Even at his best (and this novel has some of his best published stuff, lean and often daringly elliptical), Gissing never displays the tight-fisted narrative control possessed by so many of his writing contemporaries. He can get carried away. He can get sloppy. At one point he has whining, self-pitying Nancy pause from her busy day of woe-is-me-ing:
Fatigued into listlessness, she went to the lending-library, and chose a novel for an hour's amusement. It happened that this story was concerned with the fortunes of a young woman who, after many an affliction sore discovered with notable suddenness the path to fame, lucre, and the husband of her heart: she became at a bound a famous novelist. Nancy's cheek flushed with a splendid thought. Why should she not do likewise? At all events - why should she not earn a little money by writing stories? Number of women took to it; not a few succeeded. It was a pursuit that demanded no apprenticeship, that could be followed in the privacy of home, a pursuit wherein her education would be of service. With imagination already fired by the optimistic author, she began to walk about the room and devise romantic incidents. A love story, of course - and why not one very like her own? The characters were ready to her hands. She would begin this very evening.

Gissing has her reflect that this story-writing could be done from the comfort of home - and then, clearly, in Gissing's mind she is home. She begins to pace and immediately tells her house-mate that she's got a wonderful new idea for self-employment; both she and Gissing have forgotten that she's supposed to be in a lending-library. When reading Gissing, this is the price you pay for his impetuous, often scathing vision.

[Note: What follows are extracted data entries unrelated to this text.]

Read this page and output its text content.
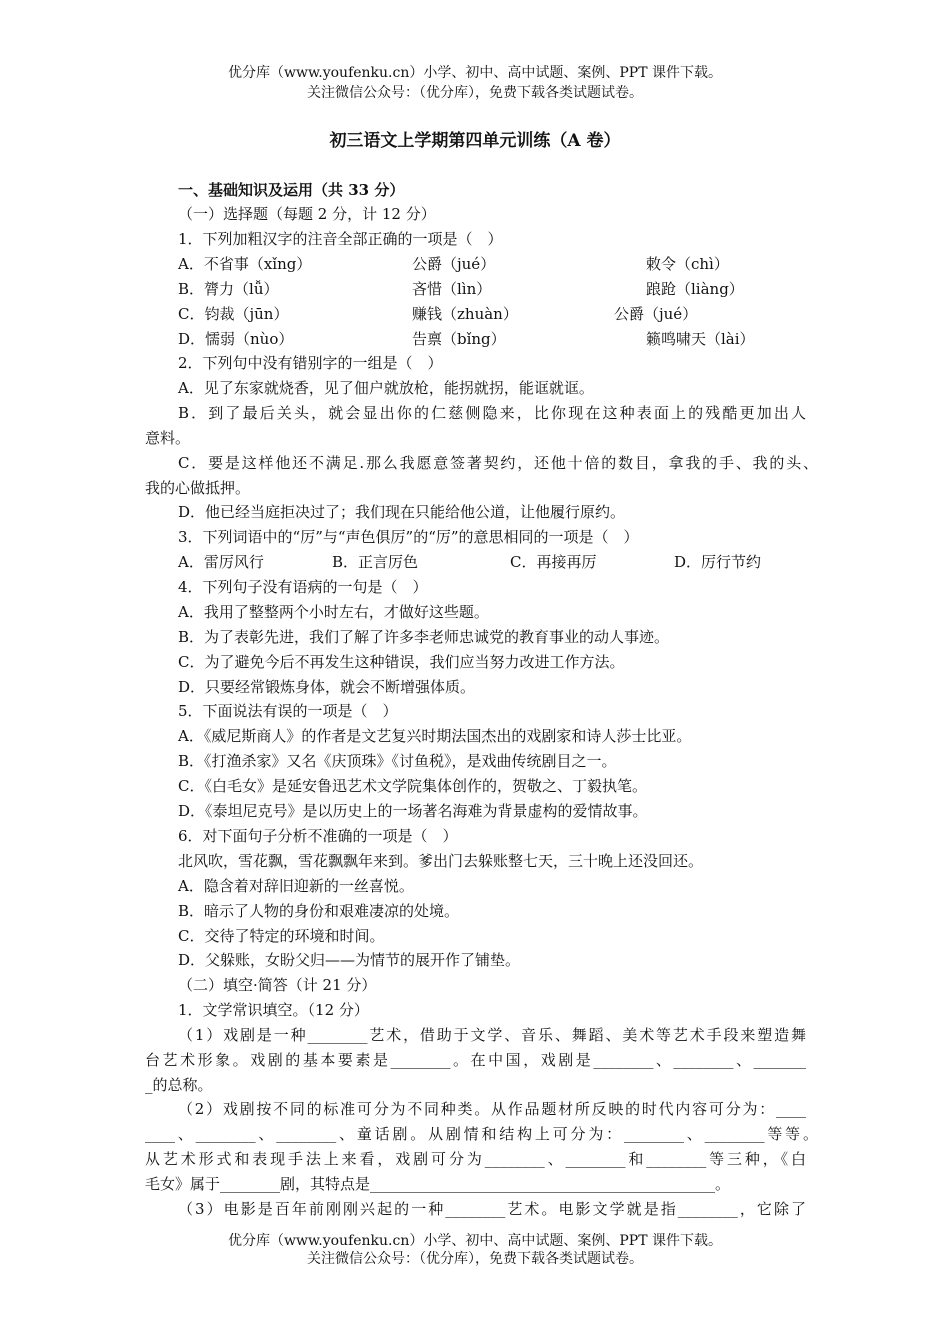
优分库（www.youfenku.cn）小学、初中、高中试题、案例、PPT 课件下载。
关注微信公众号：（优分库），免费下载各类试题试卷。
初三语文上学期第四单元训练（A 卷）
一、基础知识及运用（共 33 分）
（一）选择题（每题 2 分，计 12 分）
1．下列加粗汉字的注音全部正确的一项是（　）
A．不省事（xǐng）	公爵（jué）	敕令（chì）
B．膂力（lǚ）	吝惜（lìn）	踉跄（liàng）
C．钧裁（jūn）	赚钱（zhuàn）	公爵（jué）
D．懦弱（nùo）	告禀（bǐng）	籁鸣啸天（lài）
2．下列句中没有错别字的一组是（　）
A．见了东家就烧香，见了佃户就放枪，能拐就拐，能诓就诓。
B．到了最后关头，就会显出你的仁慈侧隐来，比你现在这种表面上的残酷更加出人
意料。
C．要是这样他还不满足.那么我愿意签著契约，还他十倍的数目，拿我的手、我的头、
我的心做抵押。
D．他已经当庭拒决过了；我们现在只能给他公道，让他履行原约。
3．下列词语中的“厉”与“声色俱厉”的“厉”的意思相同的一项是（　）
A．雷厉风行	B．正言厉色	C．再接再厉	D．厉行节约
4．下列句子没有语病的一句是（　）
A．我用了整整两个小时左右，才做好这些题。
B．为了表彰先进，我们了解了许多李老师忠诚党的教育事业的动人事迹。
C．为了避免今后不再发生这种错误，我们应当努力改进工作方法。
D．只要经常锻炼身体，就会不断增强体质。
5．下面说法有误的一项是（　）
A．《威尼斯商人》的作者是文艺复兴时期法国杰出的戏剧家和诗人莎士比亚。
B．《打渔杀家》又名《庆顶珠》《讨鱼税》，是戏曲传统剧目之一。
C．《白毛女》是延安鲁迅艺术文学院集体创作的，贺敬之、丁毅执笔。
D．《泰坦尼克号》是以历史上的一场著名海难为背景虚构的爱情故事。
6．对下面句子分析不准确的一项是（　）
北风吹，雪花飘，雪花飘飘年来到。爹出门去躲账整七天，三十晚上还没回还。
A．隐含着对辞旧迎新的一丝喜悦。
B．暗示了人物的身份和艰难凄凉的处境。
C．交待了特定的环境和时间。
D．父躲账，女盼父归——为情节的展开作了铺垫。
（二）填空·简答（计 21 分）
1．文学常识填空。（12 分）
（1）戏剧是一种________艺术，借助于文学、音乐、舞蹈、美术等艺术手段来塑造舞
台艺术形象。戏剧的基本要素是________。在中国，戏剧是________、________、_______
_的总称。
（2）戏剧按不同的标准可分为不同种类。从作品题材所反映的时代内容可分为：____
____、________、________、童话剧。从剧情和结构上可分为：________、________等等。
从艺术形式和表现手法上来看，戏剧可分为________、________和________等三种，《白
毛女》属于________剧，其特点是______________________________________________。
（3）电影是百年前刚刚兴起的一种________艺术。电影文学就是指________，它除了
优分库（www.youfenku.cn）小学、初中、高中试题、案例、PPT 课件下载。
关注微信公众号：（优分库），免费下载各类试题试卷。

And in In the Year of the Jubilee, the reader also gets all those lyrical bits! They continue to crop up right to the end of the book, Gissing simply expanding on whatever reflection his own writing has prompted in him. As is perhaps fitting in a novel whose title is a prepositional phrase, the scene-setting in these pages is quite often the most memorable part of the book:
It was one of those cold, dry, clouded evenings of autumn, when London streets affect the imagination with a peculiar suggestiveness. New-lit lamps, sickly yellow under the dying day, stretch in immense vistas, unobscured by fog, but exhibit no detail of the track they will presently illumine; one by one the shop-fronts grow radiant on deepening gloom, and show in silhouette the figures numberless that are hurrying past. By accentuating a pause between the life of daytime and that which will begin after dark, this grey hour excites to an unwonted perception of the city's vastness and of its multifarious labour; melancholy, yet not dismal, the brooding twilight seems to betoken Nature's compassion for myriad mortals exiled form her beauty and her solace.

Readers new to Gissing shouldn't start here. He didn't write enough truly first-rate stuff to justify starting anywhere except with his first-rate stuff - so off to The Odd Women you all go, and lucky you are, too! But for those few of you who take a liking to this author's peculiar ways and means, In the Year of the Jubilee will bring an hour of great delight - and maybe a little insight into an age eerily like our own.